Parece que el espíritu de la inercia, o la acústica de las ideas, nos ha puesto una coraza. Realmente pienso que nos escondemos en la fría dejadez, incluso cuando causamos el dolor, y así poco a poco se va gestando una manera de vivir tan necia como irresponsable. Olvidamos que siempre somos el principal responsable de lo que sucede. Es cierto que las sociedades están siempre expuestas a estos sentimientos nefastos, a las pasiones de la codicia y el odio, pero hasta donde nos sea posible, debemos evitar estas situaciones absurdas, causantes de conflictos que se pueden evitar.
Por eso es importante activar la ilusión ante las muchas decepciones que a diario nos sirven en bandeja. Hay algo que da grandiosidad a cuanto existe y es la de construir una utopía que nos permita trabajar unidos. La necesidad humana de compartir cosas es evidente. Desgraciadamente, el mundo actual se muestra indiferente ante tantas colaboraciones interesadas, ante tantos peligros propiciados por un afán egoísta, que se deberían resolver con urgencia.
A veces, la misma confusión de ideas es tan acusada, que cuesta encontrar el camino de la rectitud.

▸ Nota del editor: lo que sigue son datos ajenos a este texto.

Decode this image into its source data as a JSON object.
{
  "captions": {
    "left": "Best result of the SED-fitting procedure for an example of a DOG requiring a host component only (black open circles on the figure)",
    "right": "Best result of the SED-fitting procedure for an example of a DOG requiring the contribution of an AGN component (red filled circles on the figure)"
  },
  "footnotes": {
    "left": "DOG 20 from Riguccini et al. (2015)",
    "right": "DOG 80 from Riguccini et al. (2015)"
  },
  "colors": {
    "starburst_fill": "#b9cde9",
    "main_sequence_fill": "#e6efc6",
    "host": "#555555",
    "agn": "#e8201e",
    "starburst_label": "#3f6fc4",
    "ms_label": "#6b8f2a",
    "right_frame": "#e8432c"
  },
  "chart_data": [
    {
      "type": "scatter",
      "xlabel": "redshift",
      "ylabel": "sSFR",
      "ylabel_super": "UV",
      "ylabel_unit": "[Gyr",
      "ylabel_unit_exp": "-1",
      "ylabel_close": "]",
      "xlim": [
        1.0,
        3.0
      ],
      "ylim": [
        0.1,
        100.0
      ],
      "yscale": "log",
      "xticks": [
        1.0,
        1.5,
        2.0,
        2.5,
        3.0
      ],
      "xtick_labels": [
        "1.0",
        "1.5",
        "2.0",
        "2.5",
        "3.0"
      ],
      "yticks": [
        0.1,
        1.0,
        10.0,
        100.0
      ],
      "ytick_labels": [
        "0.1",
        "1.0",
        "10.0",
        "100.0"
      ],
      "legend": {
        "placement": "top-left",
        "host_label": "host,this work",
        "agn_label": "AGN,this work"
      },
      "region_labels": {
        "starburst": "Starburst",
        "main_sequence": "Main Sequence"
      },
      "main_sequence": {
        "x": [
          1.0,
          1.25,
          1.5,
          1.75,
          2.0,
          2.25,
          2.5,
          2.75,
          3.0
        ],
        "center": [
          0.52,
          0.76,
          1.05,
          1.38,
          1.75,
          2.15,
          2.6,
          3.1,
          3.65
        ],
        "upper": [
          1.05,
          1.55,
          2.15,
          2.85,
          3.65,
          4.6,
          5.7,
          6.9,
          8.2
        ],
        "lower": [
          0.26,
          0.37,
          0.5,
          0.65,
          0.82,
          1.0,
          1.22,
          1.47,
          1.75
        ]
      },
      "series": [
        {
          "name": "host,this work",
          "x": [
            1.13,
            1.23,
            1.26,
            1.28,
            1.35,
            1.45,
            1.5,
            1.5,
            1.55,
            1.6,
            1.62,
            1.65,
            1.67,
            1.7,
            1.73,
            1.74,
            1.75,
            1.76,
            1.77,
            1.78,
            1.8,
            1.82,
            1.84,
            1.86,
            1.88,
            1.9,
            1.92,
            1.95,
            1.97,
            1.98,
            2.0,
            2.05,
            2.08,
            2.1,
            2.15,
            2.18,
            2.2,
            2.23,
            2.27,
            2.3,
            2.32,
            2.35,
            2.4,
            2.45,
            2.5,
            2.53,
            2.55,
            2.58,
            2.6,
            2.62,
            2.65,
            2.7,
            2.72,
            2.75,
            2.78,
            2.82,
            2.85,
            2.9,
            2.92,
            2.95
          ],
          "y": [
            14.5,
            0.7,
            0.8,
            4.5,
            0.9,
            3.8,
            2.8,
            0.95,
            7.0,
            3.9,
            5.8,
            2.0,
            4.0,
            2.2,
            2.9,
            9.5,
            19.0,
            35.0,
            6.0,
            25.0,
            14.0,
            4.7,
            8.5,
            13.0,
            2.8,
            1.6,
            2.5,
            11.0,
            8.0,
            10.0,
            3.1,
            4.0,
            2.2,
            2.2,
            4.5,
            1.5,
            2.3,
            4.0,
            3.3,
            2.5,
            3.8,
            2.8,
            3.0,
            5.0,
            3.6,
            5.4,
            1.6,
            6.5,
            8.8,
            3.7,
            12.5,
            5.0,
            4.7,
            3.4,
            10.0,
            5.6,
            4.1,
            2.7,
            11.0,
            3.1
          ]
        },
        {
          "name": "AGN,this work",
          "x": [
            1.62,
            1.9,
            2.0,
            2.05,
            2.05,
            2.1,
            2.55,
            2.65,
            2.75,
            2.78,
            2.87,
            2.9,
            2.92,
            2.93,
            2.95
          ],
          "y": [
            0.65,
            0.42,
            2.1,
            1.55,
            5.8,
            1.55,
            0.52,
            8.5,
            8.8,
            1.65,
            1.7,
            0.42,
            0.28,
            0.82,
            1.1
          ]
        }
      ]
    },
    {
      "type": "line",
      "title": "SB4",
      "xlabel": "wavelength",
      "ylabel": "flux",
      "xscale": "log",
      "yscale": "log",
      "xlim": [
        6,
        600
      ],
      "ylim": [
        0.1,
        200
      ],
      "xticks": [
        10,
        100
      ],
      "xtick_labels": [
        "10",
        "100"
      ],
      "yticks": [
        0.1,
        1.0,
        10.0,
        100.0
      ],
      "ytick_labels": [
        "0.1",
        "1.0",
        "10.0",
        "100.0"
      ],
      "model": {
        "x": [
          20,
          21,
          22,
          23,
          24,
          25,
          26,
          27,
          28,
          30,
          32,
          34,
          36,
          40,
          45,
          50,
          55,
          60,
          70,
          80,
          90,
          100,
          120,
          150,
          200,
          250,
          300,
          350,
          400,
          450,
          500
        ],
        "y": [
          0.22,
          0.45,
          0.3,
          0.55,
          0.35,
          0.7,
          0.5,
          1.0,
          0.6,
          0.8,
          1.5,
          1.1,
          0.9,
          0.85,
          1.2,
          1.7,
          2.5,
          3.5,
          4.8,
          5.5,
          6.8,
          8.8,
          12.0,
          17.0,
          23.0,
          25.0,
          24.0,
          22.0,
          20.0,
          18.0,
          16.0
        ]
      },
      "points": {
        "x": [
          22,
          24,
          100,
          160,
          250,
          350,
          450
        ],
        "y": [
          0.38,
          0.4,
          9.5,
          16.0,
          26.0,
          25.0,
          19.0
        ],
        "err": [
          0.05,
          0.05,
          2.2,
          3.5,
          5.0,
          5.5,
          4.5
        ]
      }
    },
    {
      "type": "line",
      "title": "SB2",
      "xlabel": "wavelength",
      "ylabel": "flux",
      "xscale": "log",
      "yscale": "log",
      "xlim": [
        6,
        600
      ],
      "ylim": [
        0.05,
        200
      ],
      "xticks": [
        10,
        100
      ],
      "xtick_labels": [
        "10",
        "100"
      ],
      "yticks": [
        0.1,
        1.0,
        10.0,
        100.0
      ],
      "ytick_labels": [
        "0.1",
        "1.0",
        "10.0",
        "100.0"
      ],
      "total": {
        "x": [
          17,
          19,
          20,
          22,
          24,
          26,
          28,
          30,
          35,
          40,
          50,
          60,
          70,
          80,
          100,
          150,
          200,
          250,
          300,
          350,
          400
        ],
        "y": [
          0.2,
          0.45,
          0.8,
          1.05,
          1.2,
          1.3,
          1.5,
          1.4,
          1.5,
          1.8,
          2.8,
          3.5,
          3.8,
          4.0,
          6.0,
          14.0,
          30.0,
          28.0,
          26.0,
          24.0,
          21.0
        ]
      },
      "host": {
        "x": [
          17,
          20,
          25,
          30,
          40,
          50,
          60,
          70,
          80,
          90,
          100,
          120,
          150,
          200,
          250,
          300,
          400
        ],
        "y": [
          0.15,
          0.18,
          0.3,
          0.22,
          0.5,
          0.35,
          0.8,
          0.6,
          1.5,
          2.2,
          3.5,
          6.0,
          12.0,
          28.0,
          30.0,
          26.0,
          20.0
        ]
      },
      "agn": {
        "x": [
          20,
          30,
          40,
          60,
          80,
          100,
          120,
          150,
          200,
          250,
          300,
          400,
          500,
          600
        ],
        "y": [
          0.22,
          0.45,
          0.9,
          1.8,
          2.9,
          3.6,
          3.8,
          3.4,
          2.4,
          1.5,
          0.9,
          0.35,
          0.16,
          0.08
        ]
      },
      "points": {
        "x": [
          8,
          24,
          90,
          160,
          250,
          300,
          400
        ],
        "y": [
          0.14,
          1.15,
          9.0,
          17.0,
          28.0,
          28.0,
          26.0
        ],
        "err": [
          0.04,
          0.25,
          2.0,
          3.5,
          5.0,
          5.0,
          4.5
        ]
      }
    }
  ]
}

Nos hemos acomodado a tantos sentimientos erróneos que resulta difícil hallar el verdadero sentido de lo que nos rodea y de nosotros mismos. En cualquier caso, para todo necesitamos el discernimiento de cualquier propuesta cultural. Está visto que cuando se oprime el alma social, nos sentimos como abandonados y la desesperación nos impide ver otros horizontes, en ocasiones esencialmente humanos.
Tenemos, pues, que desterrar de nuestras vidas esta flojedad que nos acosa, ser más comprensivos y mostrar otro interés más solidario por promover el pluralismo y proteger los derechos de las minorías y los grupos vulnerables. Para ello, debemos usar toda nuestra creatividad por avivar un mundo más habitable. Ahora bien, mostrar un espíritu tolerante no significa permanecer pasivo frente a las injusticias. No es cuestión de guardar silencio frente a las atrocidades de superioridad que se producen.

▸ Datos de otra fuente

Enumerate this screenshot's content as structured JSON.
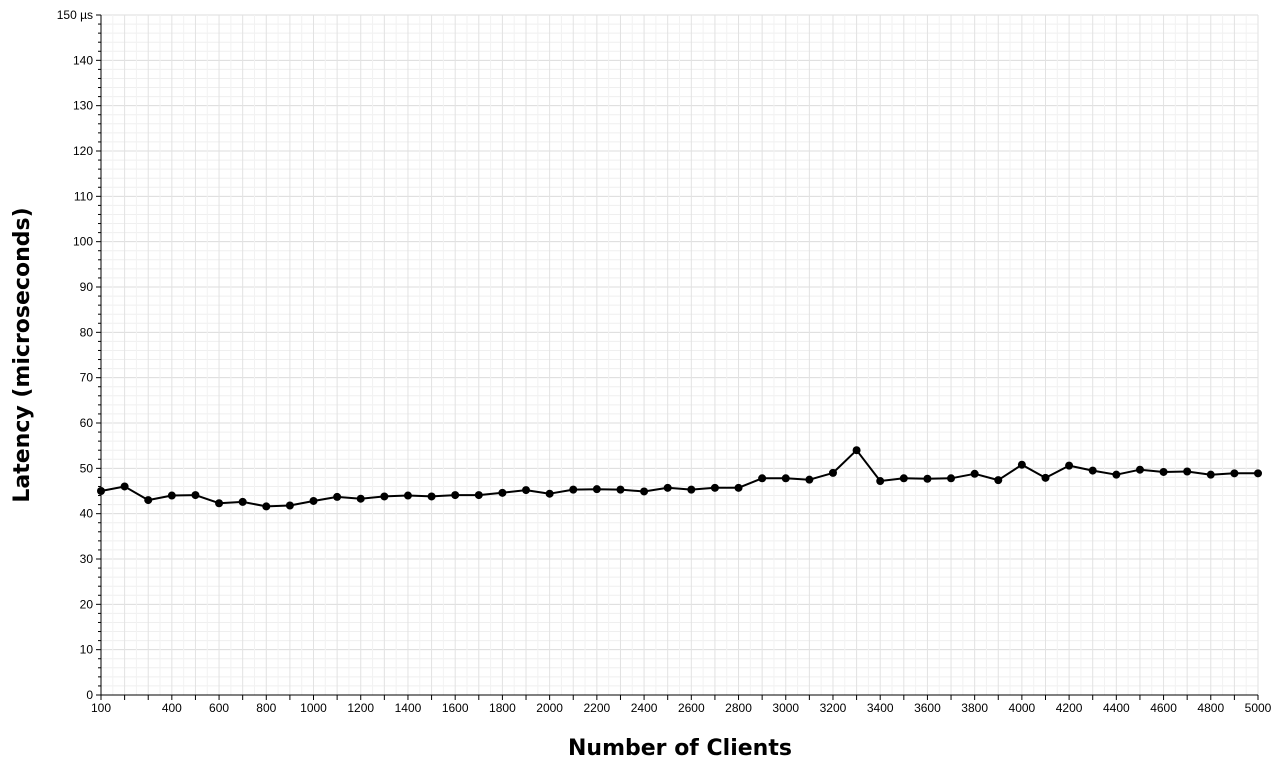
{
  "chart_data": {
    "type": "line",
    "title": "",
    "xlabel": "Number of Clients",
    "ylabel": "Latency (microseconds)",
    "xlim": [
      100,
      5000
    ],
    "ylim": [
      0,
      150
    ],
    "grid": true,
    "legend": "none",
    "x_ticks": [
      "100",
      "400",
      "600",
      "800",
      "1000",
      "1200",
      "1400",
      "1600",
      "1800",
      "2000",
      "2200",
      "2400",
      "2600",
      "2800",
      "3000",
      "3200",
      "3400",
      "3600",
      "3800",
      "4000",
      "4200",
      "4400",
      "4600",
      "4800",
      "5000"
    ],
    "y_ticks": [
      "0",
      "10",
      "20",
      "30",
      "40",
      "50",
      "60",
      "70",
      "80",
      "90",
      "100",
      "110",
      "120",
      "130",
      "140",
      "150 µs"
    ],
    "series": [
      {
        "color": "#000000",
        "x": [
          100,
          200,
          300,
          400,
          500,
          600,
          700,
          800,
          900,
          1000,
          1100,
          1200,
          1300,
          1400,
          1500,
          1600,
          1700,
          1800,
          1900,
          2000,
          2100,
          2200,
          2300,
          2400,
          2500,
          2600,
          2700,
          2800,
          2900,
          3000,
          3100,
          3200,
          3300,
          3400,
          3500,
          3600,
          3700,
          3800,
          3900,
          4000,
          4100,
          4200,
          4300,
          4400,
          4500,
          4600,
          4700,
          4800,
          4900,
          5000
        ],
        "y": [
          45.0,
          46.0,
          43.0,
          44.0,
          44.1,
          42.3,
          42.6,
          41.6,
          41.8,
          42.8,
          43.7,
          43.3,
          43.8,
          44.0,
          43.8,
          44.1,
          44.1,
          44.6,
          45.2,
          44.4,
          45.3,
          45.4,
          45.3,
          44.9,
          45.7,
          45.3,
          45.7,
          45.7,
          47.8,
          47.8,
          47.5,
          49.0,
          54.0,
          47.2,
          47.8,
          47.7,
          47.8,
          48.8,
          47.4,
          50.8,
          47.9,
          50.6,
          49.5,
          48.6,
          49.7,
          49.2,
          49.3,
          48.6,
          48.9,
          48.9
        ]
      }
    ]
  }
}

Por otra parte, no debemos olvidar que hace falta entusiasmarse por el bien colectivo para poder liberarnos, todos unidos, de tanta insensatez sembrada. Tengamos en cuenta que nada se eleva sin las alas del entusiasmo. Al fin y al cabo, uno tiene que aspirar siempre a llevar consigo el motor del deseo. Ya no debemos seguir por más tiempo en una actitud de indiferencia. Debemos comenzar, con toda seriedad y responsabilidad del caso, a tomar la dirección debida, a llamar a los problemas por su nombre, y a tratarlos con total y absoluta franqueza.

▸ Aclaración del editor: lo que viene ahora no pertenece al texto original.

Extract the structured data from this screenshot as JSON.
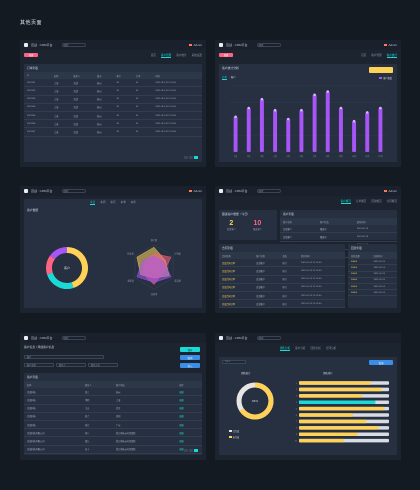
{
  "page_title": "其他页面",
  "app": {
    "name": "百战 · CRM平台",
    "search_placeholder": "搜索",
    "user": "Admin"
  },
  "colors": {
    "accent_cyan": "#1dd9d6",
    "accent_pink": "#ff6384",
    "accent_yellow": "#ffd257",
    "accent_purple": "#a855f7",
    "accent_blue": "#3a8ee6",
    "bg": "#131a22",
    "panel": "#263040"
  },
  "s1": {
    "btn": "新建",
    "tabs": [
      "首页",
      "客户管理",
      "客户统计",
      "系统设置"
    ],
    "active_tab": 1,
    "panel_title": "订单列表",
    "headers": [
      "ID",
      "名称",
      "联系人",
      "城市",
      "客户",
      "订单",
      "时间"
    ],
    "rows": [
      [
        "2021101",
        "上海",
        "百战",
        "杭州",
        "30",
        "41",
        "2021-01-13 12:12:00"
      ],
      [
        "2021102",
        "上海",
        "百战",
        "杭州",
        "30",
        "41",
        "2021-01-13 12:12:00"
      ],
      [
        "2021103",
        "上海",
        "百战",
        "杭州",
        "30",
        "41",
        "2021-01-13 12:12:00"
      ],
      [
        "2021104",
        "上海",
        "百战",
        "杭州",
        "30",
        "41",
        "2021-01-13 12:12:00"
      ],
      [
        "2021105",
        "上海",
        "百战",
        "杭州",
        "30",
        "41",
        "2021-01-13 12:12:00"
      ],
      [
        "2021106",
        "上海",
        "百战",
        "杭州",
        "30",
        "41",
        "2021-01-13 12:12:00"
      ],
      [
        "2021107",
        "上海",
        "百战",
        "杭州",
        "30",
        "41",
        "2021-01-13 12:12:00"
      ]
    ]
  },
  "s2": {
    "btn": "新建",
    "tabs": [
      "首页",
      "客户管理",
      "客户统计"
    ],
    "active_tab": 2,
    "panel_title": "客户统计分析",
    "sub_tabs": [
      "订单",
      "客户"
    ],
    "legend": "客户数量",
    "yellow_btn": "",
    "chart_data": {
      "type": "bar",
      "categories": [
        "1月",
        "2月",
        "3月",
        "4月",
        "5月",
        "6月",
        "7月",
        "8月",
        "9月",
        "10月",
        "11月",
        "12月"
      ],
      "values": [
        32,
        40,
        48,
        38,
        30,
        38,
        52,
        55,
        40,
        28,
        36,
        40
      ],
      "ylim": [
        0,
        60
      ]
    }
  },
  "s3": {
    "tabs": [
      "今日",
      "本周",
      "本月",
      "本季",
      "本年"
    ],
    "active_tab": 0,
    "panel_title": "客户数据",
    "donut_center": "客户",
    "donut": [
      {
        "name": "A",
        "value": 45,
        "color": "#ffd257"
      },
      {
        "name": "B",
        "value": 25,
        "color": "#1dd9d6"
      },
      {
        "name": "C",
        "value": 15,
        "color": "#ff6384"
      },
      {
        "name": "D",
        "value": 15,
        "color": "#a855f7"
      }
    ],
    "radar_labels": [
      "客户数",
      "订单数",
      "成交额",
      "回款率",
      "满意度",
      "转化率"
    ]
  },
  "s4": {
    "tabs": [
      "客户概况",
      "订单概况",
      "回款概况",
      "合同概况"
    ],
    "active_tab": 0,
    "stats_title": "跟进客户数量（今日）",
    "stat_a": "2",
    "stat_b": "10",
    "stat_a_label": "新增客户",
    "stat_b_label": "跟进客户",
    "right_title": "客户列表",
    "right_headers": [
      "客户名称",
      "客户状态",
      "联系时间"
    ],
    "right_rows": [
      [
        "百战客户",
        "跟进中",
        "2021-01-13"
      ],
      [
        "百战客户",
        "跟进中",
        "2021-01-13"
      ],
      [
        "百战客户",
        "跟进中",
        "2021-01-13"
      ],
      [
        "百战客户",
        "跟进中",
        "2021-01-13"
      ]
    ],
    "bottom_title": "合同列表",
    "bottom_headers": [
      "合同名称",
      "客户名称",
      "状态",
      "签约时间"
    ],
    "bottom_rows": [
      [
        "百战合同订单",
        "百战客户",
        "执行",
        "2021-01-13 12:12:00"
      ],
      [
        "百战合同订单",
        "百战客户",
        "执行",
        "2021-01-13 12:12:00"
      ],
      [
        "百战合同订单",
        "百战客户",
        "执行",
        "2021-01-13 12:12:00"
      ],
      [
        "百战合同订单",
        "百战客户",
        "执行",
        "2021-01-13 12:12:00"
      ],
      [
        "百战合同订单",
        "百战客户",
        "执行",
        "2021-01-13 12:12:00"
      ],
      [
        "百战合同订单",
        "百战客户",
        "执行",
        "2021-01-13 12:12:00"
      ]
    ],
    "side_title": "回款列表",
    "side_headers": [
      "回款金额",
      "回款时间"
    ],
    "side_rows": [
      [
        "30000",
        "2021-01-13"
      ],
      [
        "30000",
        "2021-01-13"
      ],
      [
        "30000",
        "2021-01-13"
      ],
      [
        "30000",
        "2021-01-13"
      ],
      [
        "30000",
        "2021-01-13"
      ],
      [
        "30000",
        "2021-01-13"
      ]
    ]
  },
  "s5": {
    "form_title": "客户信息 / 添加客户信息",
    "fields": [
      "客户",
      "客户名称",
      "联系人",
      "联系方式"
    ],
    "btn_a": "保存",
    "btn_b": "取消",
    "btn_c": "导入",
    "list_title": "客户列表",
    "headers": [
      "名称",
      "联系人",
      "客户地址",
      "操作"
    ],
    "rows": [
      [
        "百战科技",
        "张三",
        "杭州",
        "编辑"
      ],
      [
        "百战科技",
        "李四",
        "上海",
        "编辑"
      ],
      [
        "百战科技",
        "王五",
        "北京",
        "编辑"
      ],
      [
        "百战科技",
        "赵六",
        "深圳",
        "编辑"
      ],
      [
        "百战科技",
        "钱七",
        "广州",
        "编辑"
      ],
      [
        "百战科技有限公司",
        "孙八",
        "浙江省杭州市西湖区",
        "编辑"
      ],
      [
        "百战科技有限公司",
        "周九",
        "浙江省杭州市西湖区",
        "编辑"
      ],
      [
        "百战科技有限公司",
        "吴十",
        "浙江省杭州市西湖区",
        "编辑"
      ]
    ]
  },
  "s6": {
    "tabs": [
      "销售分析",
      "客户分析",
      "回款分析",
      "合同分析"
    ],
    "active_tab": 0,
    "select": "2021",
    "btn": "查询",
    "left_title": "销售统计",
    "right_title": "销售排行",
    "donut_center": "66%",
    "donut_value": 66,
    "legend": [
      "已完成",
      "未完成"
    ],
    "bars": [
      {
        "name": "1",
        "value": 80,
        "color": "#ffd257"
      },
      {
        "name": "2",
        "value": 92,
        "color": "#ffd257"
      },
      {
        "name": "3",
        "value": 70,
        "color": "#ffd257"
      },
      {
        "name": "4",
        "value": 85,
        "color": "#1dd9d6"
      },
      {
        "name": "5",
        "value": 95,
        "color": "#ffd257"
      },
      {
        "name": "6",
        "value": 60,
        "color": "#ffd257"
      },
      {
        "name": "7",
        "value": 75,
        "color": "#ffd257"
      },
      {
        "name": "8",
        "value": 88,
        "color": "#ffd257"
      },
      {
        "name": "9",
        "value": 65,
        "color": "#ffd257"
      },
      {
        "name": "10",
        "value": 50,
        "color": "#ffd257"
      }
    ]
  }
}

Desde luego, no es bueno que la indiferencia se propague por todo el planeta. Precisamos otro coraje, lo que requiere el esfuerzo de toda la sociedad, para salir de esta cultura que activa lo indiferente, desde la impunidad y el descaro más ruin. Hemos llegado a una etapa de nuestra existencia en que debemos orientar nuestros actos en todo el mundo atendiendo a un mayor cuidado a las consecuencias que puedan tener nuestra pereza.
Sin duda, urgen centrar todos nuestros esfuerzos, los de la humanidad entera, en una acción nueva y conjunta, activada por la perseverancia, el ahínco, de que cada ciudadano por si mismo se merece la oportunidad de vivir dignamente.